Here’s a hypothetical question: if an individual works with others in a plot to steal money and one of his or her partners in the hypothetical crime is already in jail – do you really think it will end well? According to authorities three women in Arizona thought so, as they allegedly teamed up with a current inmate to steal identities and apply for student loans in today’s Fraud of the Day from the Associated Press.
The article reports that three women from Glendale, Arizona and one inmate at an Arizona prison allegedly decided to join together and commit little student loan and identity fraud. Federal prosecutors say the women used names of inmates to apply for fraudulent federal student financial aid. (I wonder if the current inmate used names of people she didn’t like.) Authorities say the ringleader of the group then intended to apply for online courses at a local college. According to the indictment, the group of women received approval for $150,000 in loans and grants. Of that total, $71,000 was sent to either the women or the school. (Nearly a 50% take – that’s not bad.)
The three Glendale women were arrested on May 2, 2012. Two of the defendants were charged with several counts of conspiracy, identity theft, theft of public funds and wire fraud. No further information has been released at this time. Of course, all defendants are innocent until proven guilty.

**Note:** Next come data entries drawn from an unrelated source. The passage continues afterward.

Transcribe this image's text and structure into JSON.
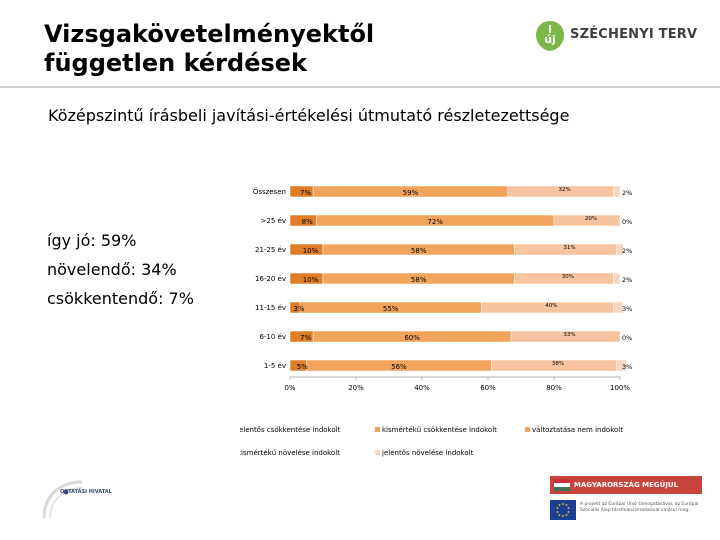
{
  "page": {
    "title_line1": "Vizsgakövetelményektől",
    "title_line2": "független kérdések",
    "subtitle": "Középszintű írásbeli javítási-értékelési útmutató részletezettsége",
    "logo_text": "SZÉCHENYI TERV",
    "logo_mark": "új",
    "summary": [
      "így jó: 59%",
      "növelendő: 34%",
      "csökkentendő: 7%"
    ],
    "footer_logo_text": "OKTATÁSI HIVATAL",
    "footer_banner": "MAGYARORSZÁG MEGÚJUL",
    "footer_eu_text": "A projekt az Európai Unió támogatásával, az Európai Szociális Alap társfinanszírozásával valósul meg."
  },
  "colors": {
    "green": "#7ab648",
    "logo_text": "#3f3f3f",
    "seg_1": "#e07e28",
    "seg_2": "#f2a45c",
    "seg_3": "#efa05a",
    "seg_4": "#f6c4a0",
    "seg_5": "#f9d6bf"
  },
  "chart_data": {
    "type": "bar",
    "orientation": "horizontal",
    "stacked": true,
    "categories": [
      "Összesen",
      ">25 év",
      "21-25 év",
      "16-20 év",
      "11-15 év",
      "6-10 év",
      "1-5 év"
    ],
    "series": [
      {
        "name": "jelentős csökkentése indokolt",
        "values": [
          7,
          8,
          10,
          10,
          3,
          7,
          5
        ]
      },
      {
        "name": "változtatása nem indokolt",
        "values": [
          59,
          72,
          58,
          58,
          55,
          60,
          56
        ]
      },
      {
        "name": "kismértékű csökkentése indokolt",
        "values": [
          0,
          0,
          0,
          0,
          0,
          0,
          0
        ]
      },
      {
        "name": "kismértékű növelése indokolt",
        "values": [
          32,
          20,
          31,
          30,
          40,
          33,
          38
        ]
      },
      {
        "name": "jelentős növelése indokolt",
        "values": [
          2,
          0,
          2,
          2,
          3,
          0,
          3
        ]
      }
    ],
    "labels": [
      [
        "7%",
        "59%",
        "32%",
        "2%"
      ],
      [
        "8%",
        "72%",
        "20%",
        "0%"
      ],
      [
        "10%",
        "58%",
        "31%",
        "2%"
      ],
      [
        "10%",
        "58%",
        "30%",
        "2%"
      ],
      [
        "3%",
        "55%",
        "40%",
        "3%"
      ],
      [
        "7%",
        "60%",
        "33%",
        "0%"
      ],
      [
        "5%",
        "56%",
        "38%",
        "3%"
      ]
    ],
    "x_ticks": [
      "0%",
      "20%",
      "40%",
      "60%",
      "80%",
      "100%"
    ],
    "xlim": [
      0,
      100
    ],
    "legend": [
      "jelentős csökkentése indokolt",
      "kismértékű csökkentése indokolt",
      "változtatása nem indokolt",
      "kismértékű növelése indokolt",
      "jelentős növelése indokolt"
    ],
    "legend_position": "bottom"
  }
}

If true, this case illustrates how easy it is to use a fake name to apply for a federal loan. It all boils down to using a fake identity. And, I’m guessing that this approach isn’t limited to student loans – it probably works with other government loans or benefits. What’s clear is that agencies providing these loans or benefits are vulnerable to fraud unless they authenticate and verify the identities of their program beneficiaries. So, the question for the day is: what safeguards does your agency have in place to prevent identity-based fraud?